Retail sales in the US fell in September, declining by 0.3% m/m, the first drop in seven months. Motor vehicles, building materials and online purchases were all contributors to the decline. Core consumer sales—stripping out high ticket items like cars—were flat m/m, suggesting some waning confidence among US consumers. Retail data out of the US had been one of the few signs of strength in the global economy and any protracted slowdown there will raise the risk of further cuts to US interest rates and cast more of a pall over global growth.

US retail sales slow in September

Source: Eikon, Emirates NBD Research


Fixed Income

Treasuries closed higher amid weak economic data from the US. The curve bull steepened with yields on the 2y UST, 5y UST and 10y UST closing at 1.58% (-3 bps), 1.56% (-3 bps) and 1.74% (-3 bps) respectively.

Regional bonds continued to trade range bound. The YTW on Bloomberg Barclays GCC Credit and High Yield index remained around 3.27% while credit spreads hovered around 159 bps.

The Emirate of Sharjah raised USD 750mn in a 10y sukuk which was priced at MS+155 bps.


Sterling remains in focus at the market awaits the outcome of the EU leaders’ summit and whether a Brext deal can be agreed.
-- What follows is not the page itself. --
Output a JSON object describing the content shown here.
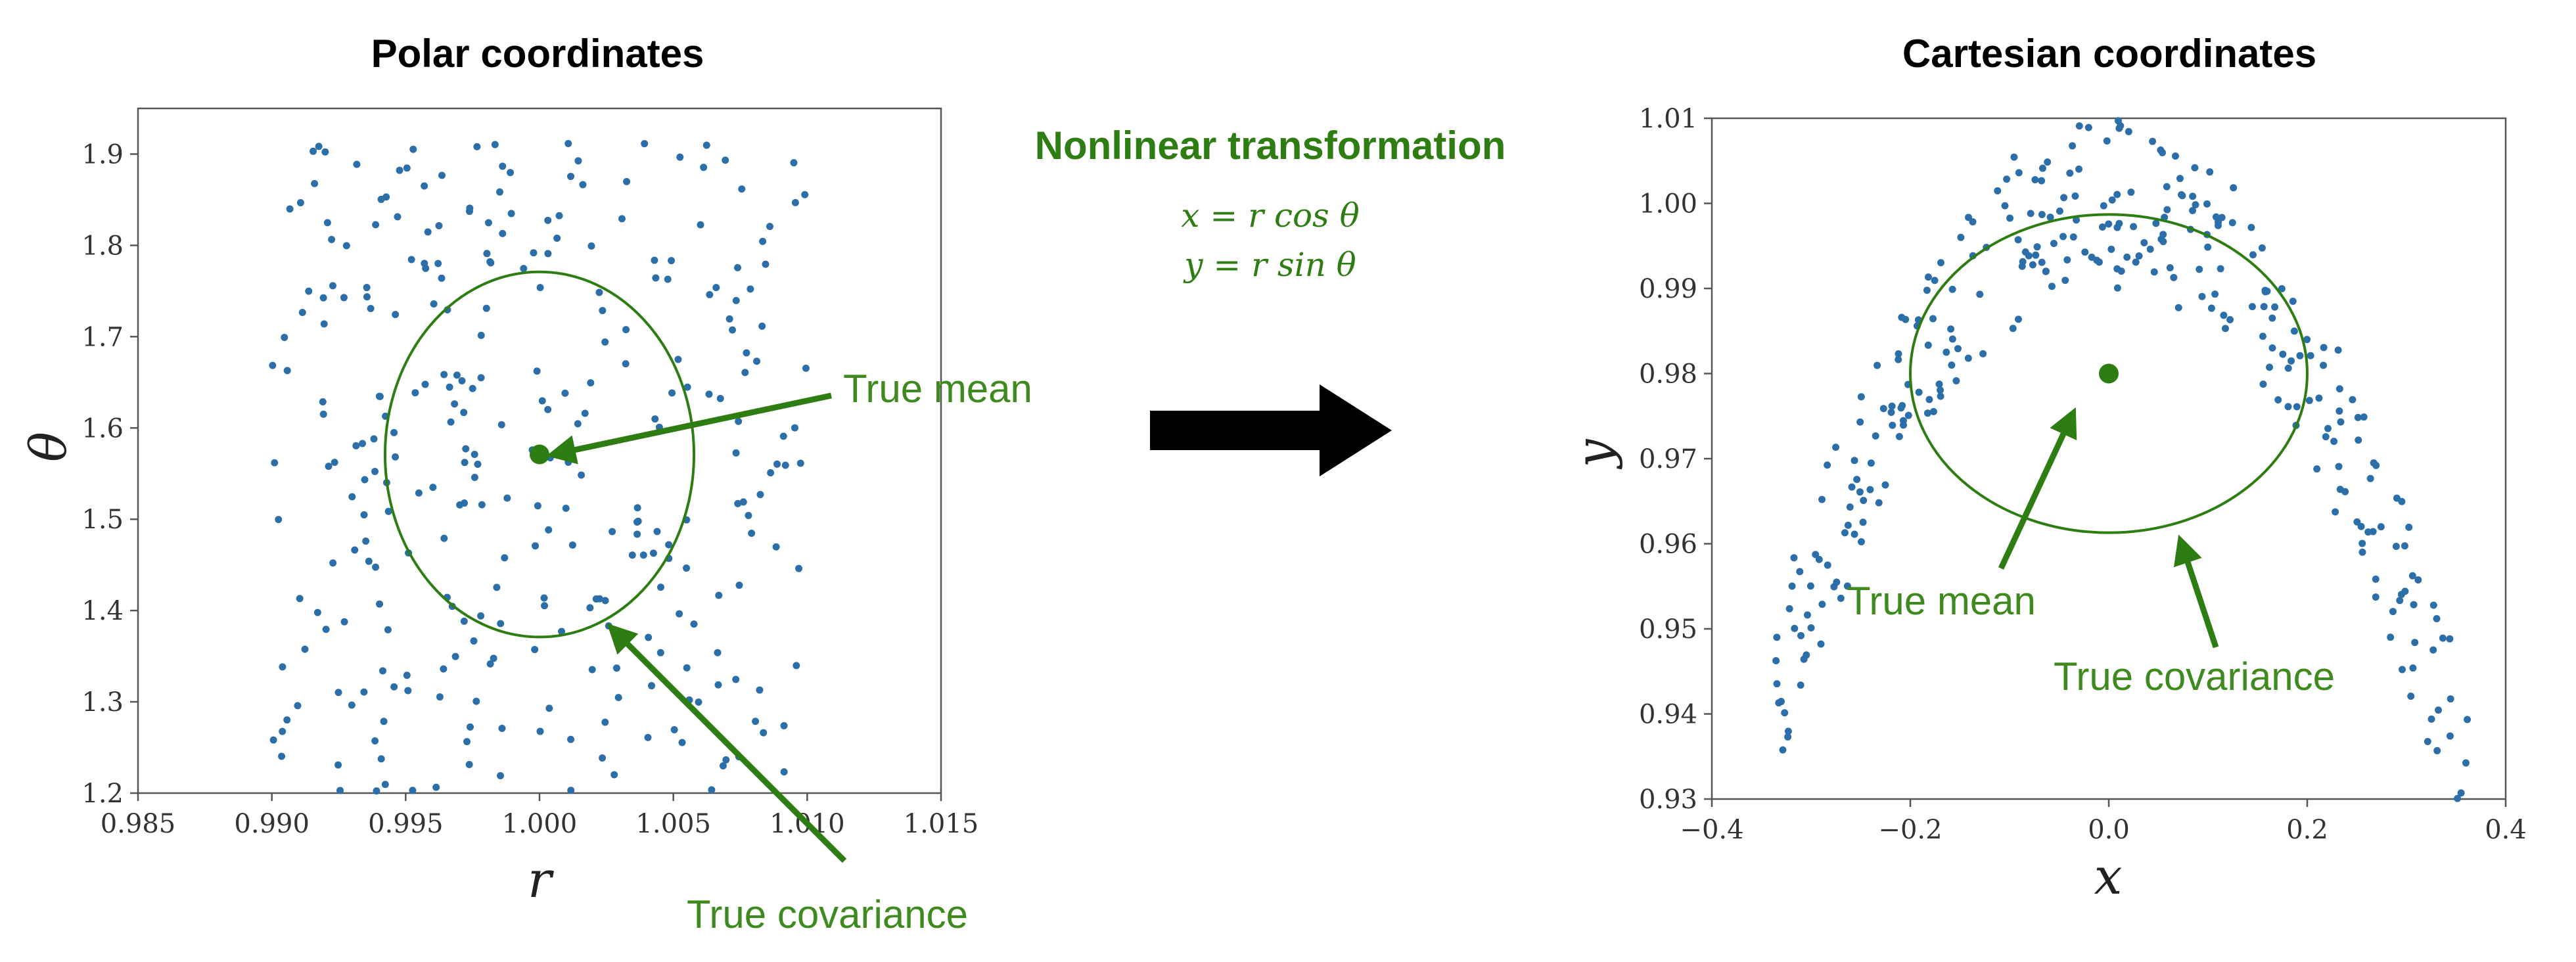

GBP is currently holding its 1.28 level but is likely to be higly vulnerable to headlines over the next few days.

This morning AUD is the strongest performing major currency in the aftermath of stronger than expected employment data. Following a loss of 15,500 full time jobs in August, the addition of 26,200 jobs in September helped lower the unemployment rate from 5.3% to 5.2% during the same period. As we go to print, AUDUSD is trading 0.48% higher at 0.6784, as market expectations for a rate cut from the RBA in November have lowered to 25.3% compared with 45.1% before the release of the data.


Developed market equities closed lower as investors remained cautious ahead of key earnings and the EU council meeting. The S&P 500 index and the Euro Stoxx 600 index dropped -0.2% and -0.1% respectively.

Regional equities rebounded from early week losses. The Tadawul added +0.5% while the KWSE PM index rallied +0.8%. Air Arabia rallied +1.5% after the company announced that it is launching a new Abu-Dhabi based low-cost airline along with Etihad Airways.


Oil prices managed to snap a few days of declines overnight, with both WTI and Brent futures gaining by around 1%. However, uncertainty over whether a US-China trade deal can be reached and negative inventory data from the private sector the US are weighing on prices this morning.

Data from the API showed a build in US crude stocks of more than 10m bbl last week. Official EIA data will be released from the government later tonight. Any confirmation of a build of that scale would help add even more downward pressure on crude oil prices while uncertainty over global growth caps the upside potential.

Indian oil consumption fell in September, by 0.3% y/y, thanks to a sharp drop in diesel consumption. At an aggregate level, demand was its lowest level since July 2017. As India’s economy goes through a soft patch—particularly with industrial production slowing—downside risks to oil consumption are growing more and more apparent.